We don’t know if Renzi has ever repented (he, of course, says no), but what is certain is that Guerini has not repented, since he has continued to represent the Democratic Party – of which he is still today the leader of the internal minority of Base reformist – at the highest levels: defense minister already in Conte 2, he continued to be so with the broad coalition government led by Mario Draghi to the point of representing the prime minister’s most solid crutch on the front of the war in Ukraine. Precisely his being a bulwark of the Atlantic axis and one of the most convinced supporters of the need to help the Ukrainian resistance also militarily has aroused the not so hidden aversion of the president of the M5s Giuseppe Conte, who at the helm of Copasir would have wanted a figure in his eyes less aligned.

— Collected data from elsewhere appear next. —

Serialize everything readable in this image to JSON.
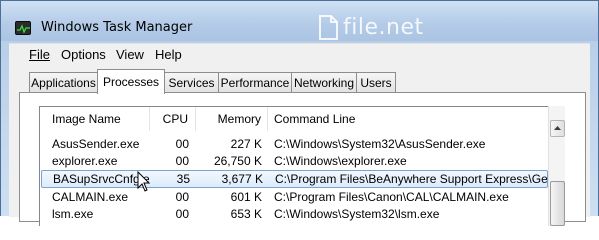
{
  "window": {
    "title": "Windows Task Manager",
    "watermark": "file.net"
  },
  "menu": [
    "File",
    "Options",
    "View",
    "Help"
  ],
  "tabs": [
    "Applications",
    "Processes",
    "Services",
    "Performance",
    "Networking",
    "Users"
  ],
  "active_tab": "Processes",
  "columns": [
    "Image Name",
    "CPU",
    "Memory",
    "Command Line"
  ],
  "rows": [
    {
      "image": "AsusSender.exe",
      "cpu": "00",
      "memory": "227 K",
      "cmd": "C:\\Windows\\System32\\AsusSender.exe"
    },
    {
      "image": "explorer.exe",
      "cpu": "00",
      "memory": "26,750 K",
      "cmd": "C:\\Windows\\explorer.exe"
    },
    {
      "image": "BASupSrvcCnfg.exe",
      "cpu": "35",
      "memory": "3,677 K",
      "cmd": "C:\\Program Files\\BeAnywhere Support Express\\Get...",
      "selected": true
    },
    {
      "image": "CALMAIN.exe",
      "cpu": "00",
      "memory": "601 K",
      "cmd": "C:\\Program Files\\Canon\\CAL\\CALMAIN.exe"
    },
    {
      "image": "lsm.exe",
      "cpu": "00",
      "memory": "653 K",
      "cmd": "C:\\Windows\\System32\\lsm.exe"
    }
  ],
  "icons": {
    "app": "task-manager-icon",
    "watermark": "file-net-logo-icon",
    "cursor": "mouse-pointer-icon"
  },
  "colors": {
    "selection_border": "#7da2ce",
    "selection_fill": "#dcebfc",
    "titlebar": "#b9cfe9"
  }
}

But in the end, thanks also to the support of the outgoing Pd secretary Enrico Letta, the agreement on his name held. It is a return, that of Guerini at the head of the control committee on the Secret Services: at the beginning of the last legislature, when the Democratic Party was in opposition to the yellow-green Conte 1, he had already held the prestigious position. Already bashful in political comments, it can be sworn that now Guerini, while supporting Stefano Bonaccini’s candidacy for the secretariat of the Democratic Party, will keep himself even more aloof from the internal quarrels of his party. Among the first dossiers to arrive, let’s say, is the sixth arms decree. With the 5 Stars already on the “pacifist” barricades.